Documents from October 2009

  1. Document 152 is a chain of two emails from October 2009 between an employee of the City and Mr Mettimano discussing information requested by Echelon.

  2. Document 153 is a chain of seven emails from October 2009 between an employee of the City and Mr Mettimano discussing correspondence from Ms Ziverts regarding the alleged flooding of her property, the appointment of solicitors on behalf of the City, the inspection of Ms Ziverts' property and the provision of information by the City to LGIS regarding Ms Ziverts' claim.[28]  Inspection of the emails reveal that in October 2009 Mr Mettimano decided to appoint solicitors to Ms Ziverts' claim.

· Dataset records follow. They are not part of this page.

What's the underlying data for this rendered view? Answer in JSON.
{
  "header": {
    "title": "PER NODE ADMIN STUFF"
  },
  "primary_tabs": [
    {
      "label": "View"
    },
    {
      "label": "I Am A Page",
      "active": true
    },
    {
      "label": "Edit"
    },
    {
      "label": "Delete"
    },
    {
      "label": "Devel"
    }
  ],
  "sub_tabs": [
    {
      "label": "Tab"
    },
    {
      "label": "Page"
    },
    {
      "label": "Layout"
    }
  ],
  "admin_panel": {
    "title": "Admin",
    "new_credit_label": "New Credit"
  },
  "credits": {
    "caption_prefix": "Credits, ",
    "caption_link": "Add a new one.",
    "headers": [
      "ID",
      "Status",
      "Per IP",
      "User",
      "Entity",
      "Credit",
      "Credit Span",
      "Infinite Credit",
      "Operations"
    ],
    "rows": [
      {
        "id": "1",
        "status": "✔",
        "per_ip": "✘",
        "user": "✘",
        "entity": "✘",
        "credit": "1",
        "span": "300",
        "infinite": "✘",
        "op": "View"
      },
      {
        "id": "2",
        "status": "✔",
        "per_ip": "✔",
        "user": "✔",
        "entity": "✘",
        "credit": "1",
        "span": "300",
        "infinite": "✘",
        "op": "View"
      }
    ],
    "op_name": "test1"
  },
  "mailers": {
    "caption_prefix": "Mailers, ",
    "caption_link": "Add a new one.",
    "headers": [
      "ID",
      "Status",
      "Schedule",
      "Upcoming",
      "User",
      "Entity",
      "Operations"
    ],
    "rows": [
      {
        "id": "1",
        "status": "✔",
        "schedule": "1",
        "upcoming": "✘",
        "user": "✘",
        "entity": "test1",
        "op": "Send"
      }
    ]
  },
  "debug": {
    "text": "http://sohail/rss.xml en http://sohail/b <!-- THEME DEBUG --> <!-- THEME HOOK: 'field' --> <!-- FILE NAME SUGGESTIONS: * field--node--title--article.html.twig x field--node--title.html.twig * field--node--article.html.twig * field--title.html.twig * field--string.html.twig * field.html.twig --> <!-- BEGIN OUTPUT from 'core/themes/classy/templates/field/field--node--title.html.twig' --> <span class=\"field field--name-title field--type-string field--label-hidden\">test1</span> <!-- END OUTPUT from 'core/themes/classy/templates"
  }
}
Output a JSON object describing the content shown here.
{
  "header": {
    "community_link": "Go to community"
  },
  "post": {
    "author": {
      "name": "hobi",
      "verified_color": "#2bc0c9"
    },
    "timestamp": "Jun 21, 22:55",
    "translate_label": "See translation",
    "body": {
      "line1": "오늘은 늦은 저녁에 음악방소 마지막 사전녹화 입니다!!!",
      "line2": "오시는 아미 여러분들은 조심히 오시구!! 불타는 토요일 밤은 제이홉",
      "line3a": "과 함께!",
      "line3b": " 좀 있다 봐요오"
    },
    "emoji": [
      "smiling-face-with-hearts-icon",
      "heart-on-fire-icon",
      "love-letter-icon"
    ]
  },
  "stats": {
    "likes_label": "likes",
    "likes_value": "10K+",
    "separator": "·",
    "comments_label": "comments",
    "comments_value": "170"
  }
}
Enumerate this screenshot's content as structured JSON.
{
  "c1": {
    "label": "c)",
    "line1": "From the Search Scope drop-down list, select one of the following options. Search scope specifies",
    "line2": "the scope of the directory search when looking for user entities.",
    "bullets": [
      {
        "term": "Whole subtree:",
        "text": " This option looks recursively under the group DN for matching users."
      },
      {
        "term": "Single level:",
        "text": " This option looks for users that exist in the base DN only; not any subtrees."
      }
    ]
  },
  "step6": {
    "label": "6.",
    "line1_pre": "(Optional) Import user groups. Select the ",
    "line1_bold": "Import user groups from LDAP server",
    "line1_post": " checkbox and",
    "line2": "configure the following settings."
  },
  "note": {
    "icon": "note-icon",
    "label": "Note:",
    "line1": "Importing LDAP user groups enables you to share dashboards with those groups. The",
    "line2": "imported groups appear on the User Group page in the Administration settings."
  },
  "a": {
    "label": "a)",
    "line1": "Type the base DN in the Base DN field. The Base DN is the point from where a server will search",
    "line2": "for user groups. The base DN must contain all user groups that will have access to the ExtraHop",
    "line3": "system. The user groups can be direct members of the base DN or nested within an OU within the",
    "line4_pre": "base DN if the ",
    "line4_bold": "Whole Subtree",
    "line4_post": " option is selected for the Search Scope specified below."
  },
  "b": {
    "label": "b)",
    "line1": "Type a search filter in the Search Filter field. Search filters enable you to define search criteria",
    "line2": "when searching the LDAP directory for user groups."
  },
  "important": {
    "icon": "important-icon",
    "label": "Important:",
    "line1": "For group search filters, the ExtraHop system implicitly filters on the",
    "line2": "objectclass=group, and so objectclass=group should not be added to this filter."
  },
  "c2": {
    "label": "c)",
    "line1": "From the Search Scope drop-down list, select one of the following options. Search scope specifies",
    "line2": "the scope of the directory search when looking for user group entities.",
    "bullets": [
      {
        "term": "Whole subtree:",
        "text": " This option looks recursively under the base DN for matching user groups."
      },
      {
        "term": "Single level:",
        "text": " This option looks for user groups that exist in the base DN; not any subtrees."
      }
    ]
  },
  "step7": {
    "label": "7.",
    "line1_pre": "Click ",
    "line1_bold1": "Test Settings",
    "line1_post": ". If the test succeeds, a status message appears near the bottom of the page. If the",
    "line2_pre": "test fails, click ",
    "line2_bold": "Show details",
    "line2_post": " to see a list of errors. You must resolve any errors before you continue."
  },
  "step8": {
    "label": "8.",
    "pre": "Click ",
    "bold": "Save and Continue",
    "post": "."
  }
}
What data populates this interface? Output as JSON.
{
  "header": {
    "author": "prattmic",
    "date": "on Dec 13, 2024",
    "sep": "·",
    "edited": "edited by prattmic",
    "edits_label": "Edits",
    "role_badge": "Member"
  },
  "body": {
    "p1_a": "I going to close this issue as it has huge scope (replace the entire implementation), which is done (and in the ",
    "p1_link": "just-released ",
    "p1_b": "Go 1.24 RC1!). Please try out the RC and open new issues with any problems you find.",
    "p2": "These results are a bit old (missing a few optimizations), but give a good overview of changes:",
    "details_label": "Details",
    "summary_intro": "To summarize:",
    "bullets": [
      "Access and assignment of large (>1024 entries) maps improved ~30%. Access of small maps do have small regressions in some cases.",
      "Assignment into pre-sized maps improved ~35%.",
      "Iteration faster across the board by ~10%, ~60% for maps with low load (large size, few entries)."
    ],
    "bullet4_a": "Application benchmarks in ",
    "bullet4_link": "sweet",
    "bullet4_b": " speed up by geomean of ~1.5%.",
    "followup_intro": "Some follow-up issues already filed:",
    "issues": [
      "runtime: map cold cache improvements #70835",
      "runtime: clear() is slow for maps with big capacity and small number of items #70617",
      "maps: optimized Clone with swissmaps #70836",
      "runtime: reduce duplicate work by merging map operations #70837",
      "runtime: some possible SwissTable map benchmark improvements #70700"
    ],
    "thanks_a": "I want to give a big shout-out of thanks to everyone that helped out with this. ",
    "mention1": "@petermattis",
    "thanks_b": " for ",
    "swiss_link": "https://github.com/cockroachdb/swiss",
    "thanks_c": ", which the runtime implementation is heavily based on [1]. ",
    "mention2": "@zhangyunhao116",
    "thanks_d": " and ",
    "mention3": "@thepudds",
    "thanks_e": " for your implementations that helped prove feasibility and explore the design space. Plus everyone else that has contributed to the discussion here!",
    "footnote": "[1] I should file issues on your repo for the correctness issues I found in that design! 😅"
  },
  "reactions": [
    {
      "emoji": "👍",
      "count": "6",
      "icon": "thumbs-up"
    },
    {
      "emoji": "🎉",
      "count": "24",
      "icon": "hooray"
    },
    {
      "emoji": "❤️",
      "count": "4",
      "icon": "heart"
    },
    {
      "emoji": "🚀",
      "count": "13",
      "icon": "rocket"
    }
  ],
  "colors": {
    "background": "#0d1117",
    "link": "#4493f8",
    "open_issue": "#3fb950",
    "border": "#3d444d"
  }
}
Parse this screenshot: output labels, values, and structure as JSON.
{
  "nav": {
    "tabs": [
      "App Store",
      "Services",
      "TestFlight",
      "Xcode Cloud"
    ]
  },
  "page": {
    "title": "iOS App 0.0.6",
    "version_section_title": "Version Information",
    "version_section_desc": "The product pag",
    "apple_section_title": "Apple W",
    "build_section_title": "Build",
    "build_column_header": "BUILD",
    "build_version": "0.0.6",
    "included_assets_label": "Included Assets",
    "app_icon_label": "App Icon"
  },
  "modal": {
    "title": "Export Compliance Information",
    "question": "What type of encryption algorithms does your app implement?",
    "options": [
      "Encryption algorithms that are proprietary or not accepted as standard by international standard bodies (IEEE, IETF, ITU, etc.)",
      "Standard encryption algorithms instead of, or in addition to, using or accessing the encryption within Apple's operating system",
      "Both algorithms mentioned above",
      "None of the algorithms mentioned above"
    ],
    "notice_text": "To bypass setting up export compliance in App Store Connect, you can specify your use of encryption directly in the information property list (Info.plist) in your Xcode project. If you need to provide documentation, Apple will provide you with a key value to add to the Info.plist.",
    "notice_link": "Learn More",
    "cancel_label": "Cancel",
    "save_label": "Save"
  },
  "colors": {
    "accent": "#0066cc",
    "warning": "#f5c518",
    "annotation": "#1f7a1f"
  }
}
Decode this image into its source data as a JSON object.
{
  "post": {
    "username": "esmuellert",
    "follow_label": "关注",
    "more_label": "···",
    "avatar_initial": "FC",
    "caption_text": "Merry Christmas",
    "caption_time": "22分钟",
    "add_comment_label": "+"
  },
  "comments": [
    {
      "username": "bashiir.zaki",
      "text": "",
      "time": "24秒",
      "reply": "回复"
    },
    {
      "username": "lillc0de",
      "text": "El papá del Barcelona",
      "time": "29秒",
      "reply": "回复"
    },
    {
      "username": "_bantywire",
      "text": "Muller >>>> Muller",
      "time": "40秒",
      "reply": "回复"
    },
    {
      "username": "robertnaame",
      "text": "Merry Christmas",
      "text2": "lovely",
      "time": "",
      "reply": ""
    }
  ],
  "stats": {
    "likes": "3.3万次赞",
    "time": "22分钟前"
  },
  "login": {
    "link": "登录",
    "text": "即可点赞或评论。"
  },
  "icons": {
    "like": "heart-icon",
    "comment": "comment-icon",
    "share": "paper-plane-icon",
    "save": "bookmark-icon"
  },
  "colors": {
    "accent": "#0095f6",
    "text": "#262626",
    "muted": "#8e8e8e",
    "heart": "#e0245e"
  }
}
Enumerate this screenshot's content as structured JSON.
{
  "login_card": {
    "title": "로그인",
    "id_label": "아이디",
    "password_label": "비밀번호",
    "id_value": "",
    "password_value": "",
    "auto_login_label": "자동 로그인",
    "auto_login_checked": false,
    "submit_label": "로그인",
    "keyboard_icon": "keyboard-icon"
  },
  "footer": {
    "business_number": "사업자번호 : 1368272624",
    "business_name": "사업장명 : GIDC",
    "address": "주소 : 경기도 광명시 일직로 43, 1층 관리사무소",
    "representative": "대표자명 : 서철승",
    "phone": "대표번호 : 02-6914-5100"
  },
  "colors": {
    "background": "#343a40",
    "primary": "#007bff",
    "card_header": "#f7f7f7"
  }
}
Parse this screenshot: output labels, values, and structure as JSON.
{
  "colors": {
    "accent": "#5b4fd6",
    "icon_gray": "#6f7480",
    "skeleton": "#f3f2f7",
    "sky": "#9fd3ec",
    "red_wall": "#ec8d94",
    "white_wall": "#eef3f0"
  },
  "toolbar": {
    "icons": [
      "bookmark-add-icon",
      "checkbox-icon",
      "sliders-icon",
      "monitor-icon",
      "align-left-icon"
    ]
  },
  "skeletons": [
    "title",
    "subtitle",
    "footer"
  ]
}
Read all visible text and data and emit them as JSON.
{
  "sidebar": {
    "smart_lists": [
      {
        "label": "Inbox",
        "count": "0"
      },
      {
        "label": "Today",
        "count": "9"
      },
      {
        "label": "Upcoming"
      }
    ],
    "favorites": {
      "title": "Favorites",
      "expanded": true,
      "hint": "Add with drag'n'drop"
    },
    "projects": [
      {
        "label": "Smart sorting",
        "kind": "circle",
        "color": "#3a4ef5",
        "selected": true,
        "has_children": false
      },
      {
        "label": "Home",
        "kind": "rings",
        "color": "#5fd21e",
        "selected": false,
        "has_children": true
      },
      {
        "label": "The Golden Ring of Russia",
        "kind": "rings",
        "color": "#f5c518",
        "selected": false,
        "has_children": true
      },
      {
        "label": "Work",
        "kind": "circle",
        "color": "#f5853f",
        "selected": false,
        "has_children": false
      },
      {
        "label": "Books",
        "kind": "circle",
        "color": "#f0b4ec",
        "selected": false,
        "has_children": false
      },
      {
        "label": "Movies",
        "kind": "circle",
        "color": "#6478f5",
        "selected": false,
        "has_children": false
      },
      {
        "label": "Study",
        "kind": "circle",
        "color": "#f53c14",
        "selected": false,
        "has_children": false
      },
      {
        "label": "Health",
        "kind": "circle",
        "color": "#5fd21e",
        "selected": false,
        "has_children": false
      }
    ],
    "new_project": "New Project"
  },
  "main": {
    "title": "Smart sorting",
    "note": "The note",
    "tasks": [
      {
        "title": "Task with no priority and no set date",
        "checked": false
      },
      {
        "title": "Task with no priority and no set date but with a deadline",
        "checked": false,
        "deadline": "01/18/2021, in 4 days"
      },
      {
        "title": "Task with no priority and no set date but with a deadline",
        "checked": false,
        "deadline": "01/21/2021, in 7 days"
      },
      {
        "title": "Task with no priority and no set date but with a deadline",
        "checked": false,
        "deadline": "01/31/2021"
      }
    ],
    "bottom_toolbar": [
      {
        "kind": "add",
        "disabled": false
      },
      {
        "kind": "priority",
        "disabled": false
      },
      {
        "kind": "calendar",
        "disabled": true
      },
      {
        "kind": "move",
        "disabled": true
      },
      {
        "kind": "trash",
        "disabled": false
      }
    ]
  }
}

    [28] Affidavit of Luke Mettimano [23].

  3. Document 155 comprises copies of documents 152, 153 and 154, and an email from Mr Mettimano requesting the City to obtain specified further information or material.

  4. Documents 156 and 157 are emails sent in May 2011 from an employee of the City to Mr Mettimano providing information about Ms Ziverts' correspondence with the City regarding the alleged flooding of her property. 

  5. Document 158 is a chain of two emails from May and June 2011 between an officer of the City and Mr Mettimano concerning Ms Ziverts' correspondence with the City and the steps being taken by the City's lawyers.

  6. Document 159 is a chain of two emails from early July 2011 between an employee of the City and Mr Mettimano in which the City's employee raises the possibility of town planning issues being relevant to Ms Ziverts' claim.

  7. Documents 160 to 164 are emails sent in the second half of 2011 from an employee of the City to Mr Mettimano.  In each case the email attaches Ms Ziverts' correspondence with the City concerning the alleged flooding of her property.

  8. I am satisfied by Mr Mettimano's evidence, and from my inspection of the documents, that apart from document 154, documents 152 ‑ 164 all either relate to communications for the sole or dominant purpose of obtaining information to be put before the solicitors to enable the defence or settlement of Ms Ziverts' claim, or record confidential communications from the solicitors.  I have considered all of the emails in each chain and am satisfied that each email is privileged.[29]  Having inspected the documents, I am satisfied that none of them was created for the purpose, even in part, of assisting LGIS to decide whether to accept liability under the insurance policy.[30] 

    [29] cf Plaintiff's Submissions [21].

    [30] cf Plaintiff's Submissions [20].

  9. For these reasons, in my view, documents 152, 153, and 155 ‑ 164 are privileged.

Conclusion

  1. For these reasons I would:

    (1)order inspection of documents 147 ‑ 151, 154 and 236; and

    (2)uphold the claim for privilege in relation to the rest of the disputed documents, namely documents 152, 153, and 155 ‑ 164.

  2. On the face of it, the plaintiff's success in challenging a significant number of claims to privilege would seem to mean that the City should pay her costs of the application.  I would hear from the parties as to costs.